Staples, the largest U.S. office supplies retailer, posted an 11% rise in quarterly profit Tuesday, but North American sales in stores open more than a year slipped and its stock fell.

Staples Store
Staples Store

Despite posting results that were in line with Wall Street's estimates, Staples Chief Executive Ron Sargent told investors that he was "worried" about the current state of consumer spending.

Second-quarter net income rose to $178.8 million, or 25 cents a share, from $161.2 million, or 22 cents a year earlier.

The Framingham, Massachusetts-based company said sales for the quarter that ended Aug. 4, rose 11 percent to $4.3 billion from $3.9 billion a year earlier, helped by gains in its delivery business and higher sales of laptop computers and software.

Both profit and revenue met analysts' expectations, according to Reuters Estimates.

But comparable-store sales at its North American division slipped 2 percent compared with the year-earlier quarter, a decline the company blamed on lower sales of furniture and supplies.

Sargent said on a conference call that he was "worried" about consumers and said he is seeing more of a consumer slowdown than a business slowdown.

Last week, the Reuters/University of Michigan Surveys of Consumers showed that U.S. consumer sentiment -- which is seen as an indicator of future spending -- fell to its lowest point this year in August.

Small-business consumers, a key Staples shopper, have also been adversely affected, Sargent added.

"If you're a one-person business or two-person business, you tend to act a little more like a consumer than a business," Sargent said on the call ... They're having the same pressure the consumers are having."

Total retail sales in North America however, climbed 5 percent and sales at Staples' delivery segment rose 16 percent from a year ago.

International sales, meanwhile, rose 18 percent as the company expanded sales of its private label items in Europe.

"These results reinforce Staples' distinctive strength in delivery, for which it has sharply outperformed competition for many quarters," Goldman Sachs analyst Matthew Fassler wrote in a research note. "Retail results though, reinforce our concerns about the market ... We expect earnings to exert a modest drag on the stock near-term," wrote Fassler, who has "neutral" rating on the stock.

Staples also said it expects to begin retail operations in India later this year. In July, the company began selling office products to contract customers in India.

The company said in May that it was taking a cautious approach regarding expectations for the rest of the year due to a soft sales environment at its North American retail business during the first quarter.

Looking ahead, Staples said it expects to see 15 percent earnings-per-share growth for the third quarter and full year.

Analysts on average were expecting earnings of 41 cents per share for the third quarter, up 14 percent from a year earlier before special items, and $1.44 for the year, up 13 percent from the prior 12 months.

The company also said it anticipates low-double-digit sales growth for the third quarter, with slightly lower to flat same-store sales in North America.
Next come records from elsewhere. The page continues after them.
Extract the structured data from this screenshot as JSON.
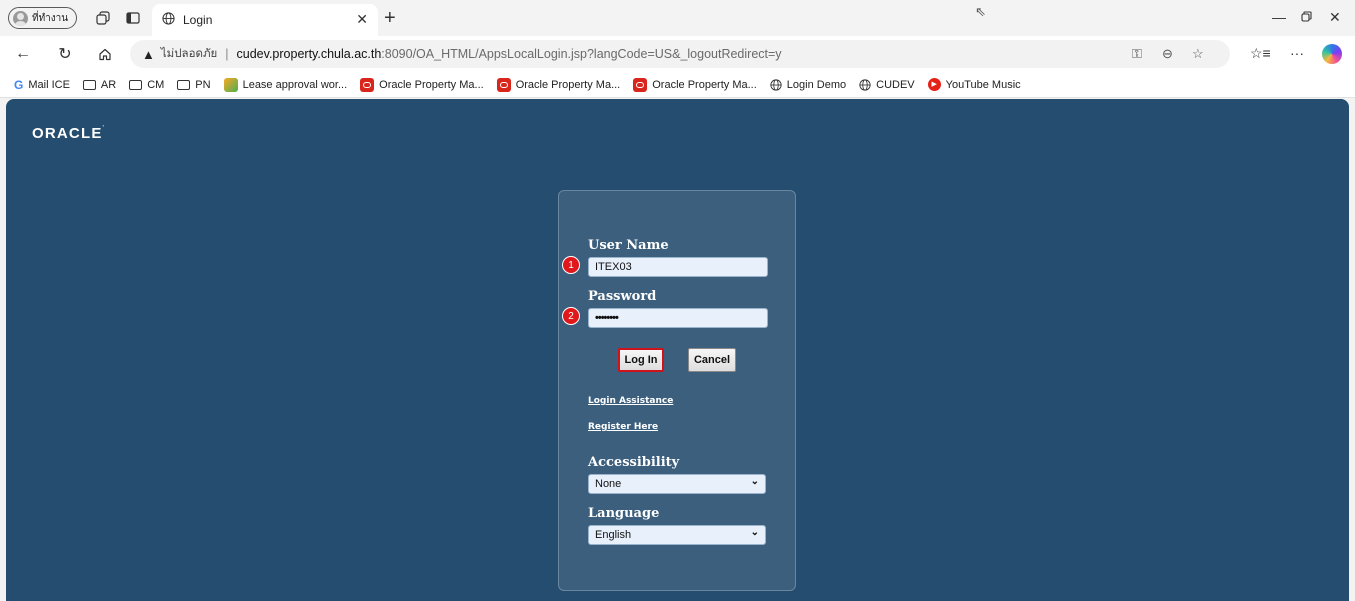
{
  "browser": {
    "profile_label": "ที่ทำงาน",
    "tab_title": "Login",
    "address": {
      "security_label": "ไม่ปลอดภัย",
      "url_host": "cudev.property.chula.ac.th",
      "url_rest": ":8090/OA_HTML/AppsLocalLogin.jsp?langCode=US&_logoutRedirect=y"
    },
    "bookmarks": [
      {
        "label": "Mail ICE",
        "icon": "google-icon"
      },
      {
        "label": "AR",
        "icon": "folder-icon"
      },
      {
        "label": "CM",
        "icon": "folder-icon"
      },
      {
        "label": "PN",
        "icon": "folder-icon"
      },
      {
        "label": "Lease approval wor...",
        "icon": "app-icon"
      },
      {
        "label": "Oracle Property Ma...",
        "icon": "oracle-icon"
      },
      {
        "label": "Oracle Property Ma...",
        "icon": "oracle-icon"
      },
      {
        "label": "Oracle Property Ma...",
        "icon": "oracle-icon"
      },
      {
        "label": "Login Demo",
        "icon": "globe-icon"
      },
      {
        "label": "CUDEV",
        "icon": "globe-icon"
      },
      {
        "label": "YouTube Music",
        "icon": "youtube-music-icon"
      }
    ]
  },
  "page": {
    "logo_text": "ORACLE",
    "login": {
      "username_label": "User Name",
      "username_value": "ITEX03",
      "password_label": "Password",
      "password_value": "••••••••",
      "login_button": "Log In",
      "cancel_button": "Cancel",
      "assistance_link": "Login Assistance",
      "register_link": "Register Here",
      "accessibility_label": "Accessibility",
      "accessibility_value": "None",
      "language_label": "Language",
      "language_value": "English",
      "step_badges": [
        "1",
        "2"
      ]
    },
    "colors": {
      "background": "#244d6f",
      "panel": "#3c5f7d",
      "badge": "#e0181b",
      "login_highlight": "#d0121b"
    }
  }
}
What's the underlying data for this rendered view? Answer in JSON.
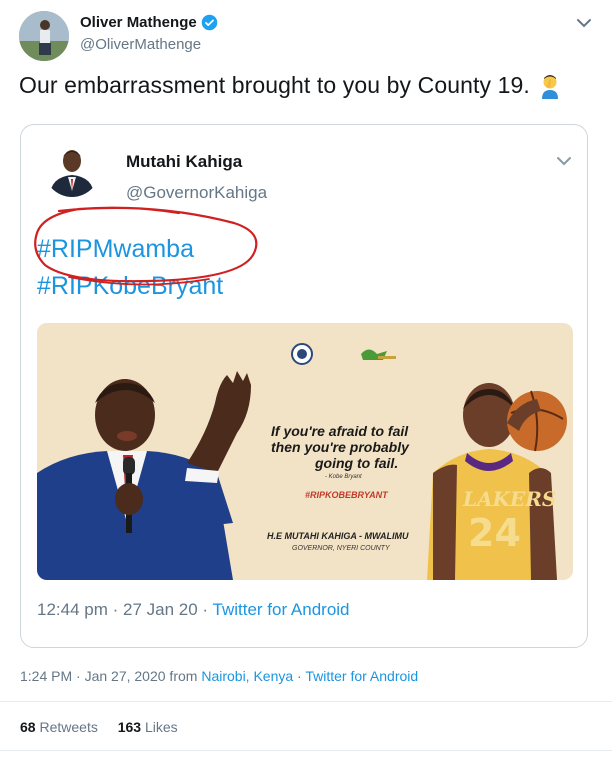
{
  "tweet": {
    "author_name": "Oliver Mathenge",
    "author_handle": "@OliverMathenge",
    "text": "Our embarrassment brought to you by County 19.",
    "emoji": "facepalm-emoji"
  },
  "quoted_tweet": {
    "author_name": "Mutahi Kahiga",
    "author_handle": "@GovernorKahiga",
    "hashtags": [
      "#RIPMwamba",
      "#RIPKobeBryant"
    ],
    "poster": {
      "quote_line1": "If you're afraid to fail",
      "quote_line2": "then you're probably",
      "quote_line3": "going to fail.",
      "attribution": "- Kobe Bryant",
      "tag": "#RIPKOBEBRYANT",
      "governor_line": "H.E MUTAHI KAHIGA - MWALIMU",
      "county_line": "GOVERNOR, NYERI COUNTY",
      "jersey_team": "LAKERS",
      "jersey_number": "24"
    },
    "meta": {
      "time": "12:44 pm",
      "sep1": " · ",
      "date": "27 Jan 20",
      "sep2": " · ",
      "source": "Twitter for Android"
    }
  },
  "meta": {
    "timestamp": "1:24 PM · Jan 27, 2020 from ",
    "location": "Nairobi, Kenya",
    "sep": " · ",
    "source": "Twitter for Android"
  },
  "stats": {
    "retweets_count": "68",
    "retweets_label": "Retweets",
    "likes_count": "163",
    "likes_label": "Likes"
  },
  "colors": {
    "link": "#1b95e0",
    "secondary_text": "#657786",
    "verified": "#1da1f2",
    "scribble": "#d02020"
  }
}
"In this environment, with a strong balance sheet and attractive valuation, Staples remains one of our safer and better names," Credit Suisse analyst Gary Balter wrote in a research note. "We recommend buying (Staples) shares on weakness this morning," Balter, who has an "outperform" rating on Staples' stock, wrote.

For the year, Staples said it expects low-double-digit sales growth.

Staples shares were down 53 cents, or 2.27 percent, at $22.78 in midday Nasdaq trading.